そりゃもう自分の体なのに分かんないことだらけ。頼りまくって助けてもらう大前提。でも、丸っきり不安がないって言ったら嘘。

恒例のクリスマス会もリタイアだろうし、当分会えないからユキちゃんを充電したい、って真にはワガママ言って連れてきてもらったけど。よく効く魔法をかけてもらいにきたの、ほんとはね。

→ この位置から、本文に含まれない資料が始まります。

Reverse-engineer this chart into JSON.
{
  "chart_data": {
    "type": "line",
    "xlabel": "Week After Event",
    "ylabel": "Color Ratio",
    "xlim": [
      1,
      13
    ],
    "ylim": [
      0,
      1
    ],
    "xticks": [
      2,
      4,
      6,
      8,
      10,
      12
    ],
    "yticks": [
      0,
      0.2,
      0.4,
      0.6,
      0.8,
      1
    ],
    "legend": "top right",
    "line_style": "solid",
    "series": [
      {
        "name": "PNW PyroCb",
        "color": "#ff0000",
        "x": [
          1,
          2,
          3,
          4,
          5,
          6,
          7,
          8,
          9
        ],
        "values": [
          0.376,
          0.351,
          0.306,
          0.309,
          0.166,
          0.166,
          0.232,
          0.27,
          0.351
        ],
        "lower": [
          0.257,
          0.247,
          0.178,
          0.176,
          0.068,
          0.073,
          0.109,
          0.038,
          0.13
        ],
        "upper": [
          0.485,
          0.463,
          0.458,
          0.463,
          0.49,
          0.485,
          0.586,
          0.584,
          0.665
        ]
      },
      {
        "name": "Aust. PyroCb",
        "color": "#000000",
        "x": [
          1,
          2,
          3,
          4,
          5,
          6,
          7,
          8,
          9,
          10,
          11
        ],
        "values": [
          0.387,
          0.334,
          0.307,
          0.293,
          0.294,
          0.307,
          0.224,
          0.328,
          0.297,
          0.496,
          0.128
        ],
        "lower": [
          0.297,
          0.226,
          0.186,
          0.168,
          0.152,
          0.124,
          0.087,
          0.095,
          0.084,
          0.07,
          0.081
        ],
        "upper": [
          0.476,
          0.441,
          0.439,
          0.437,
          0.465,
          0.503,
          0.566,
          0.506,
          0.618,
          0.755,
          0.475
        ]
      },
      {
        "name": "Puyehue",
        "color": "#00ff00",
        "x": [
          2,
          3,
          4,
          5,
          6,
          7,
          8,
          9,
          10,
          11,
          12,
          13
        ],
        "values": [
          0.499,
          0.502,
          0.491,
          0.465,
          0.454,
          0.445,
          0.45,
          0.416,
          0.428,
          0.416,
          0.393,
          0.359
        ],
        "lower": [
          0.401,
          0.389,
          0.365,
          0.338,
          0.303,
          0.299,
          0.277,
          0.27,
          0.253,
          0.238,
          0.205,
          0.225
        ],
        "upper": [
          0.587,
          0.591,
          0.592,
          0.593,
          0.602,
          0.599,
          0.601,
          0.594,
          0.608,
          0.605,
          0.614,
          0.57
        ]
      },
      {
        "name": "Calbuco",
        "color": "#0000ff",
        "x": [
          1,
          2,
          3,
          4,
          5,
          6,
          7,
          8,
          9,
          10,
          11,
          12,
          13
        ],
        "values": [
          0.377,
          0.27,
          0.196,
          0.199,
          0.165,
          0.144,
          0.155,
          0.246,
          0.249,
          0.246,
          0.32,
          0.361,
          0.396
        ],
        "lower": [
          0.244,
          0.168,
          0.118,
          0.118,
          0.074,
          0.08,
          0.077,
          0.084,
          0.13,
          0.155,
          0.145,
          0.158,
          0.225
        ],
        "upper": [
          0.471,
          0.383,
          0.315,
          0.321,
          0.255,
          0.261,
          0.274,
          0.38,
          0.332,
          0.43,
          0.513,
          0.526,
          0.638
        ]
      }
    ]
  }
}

「世の中のお母さんてすごいよねぇ?あたし、ちゃんと産めるかなぁ。・・・って、言ってる場合じゃないね、紗江のしっかりを分けてもらわなきゃー」

本音を、笑って冗談めかした。

「自覚なさすぎじゃね?フツウの女と比べたら宮子は鉄人だよ。紗江は言っとくけど別格だから」

「・・・俺が知ってるお前に、できねぇことがあるかよ」

ダンナ様の掌に頭をぽんぽんされながら、素っ気ない榊の声が追ってくる。背中を押される。

あったかいのが染みて、鼻の奥まで染みて、目にも染みたから、カップに口つけて湯気で誤魔化そうとした。

「ただ喜んであげればいいんだよ」

静かな、ふいの男口調。ユキちゃんはタンブラーを拭く手を止めないまま。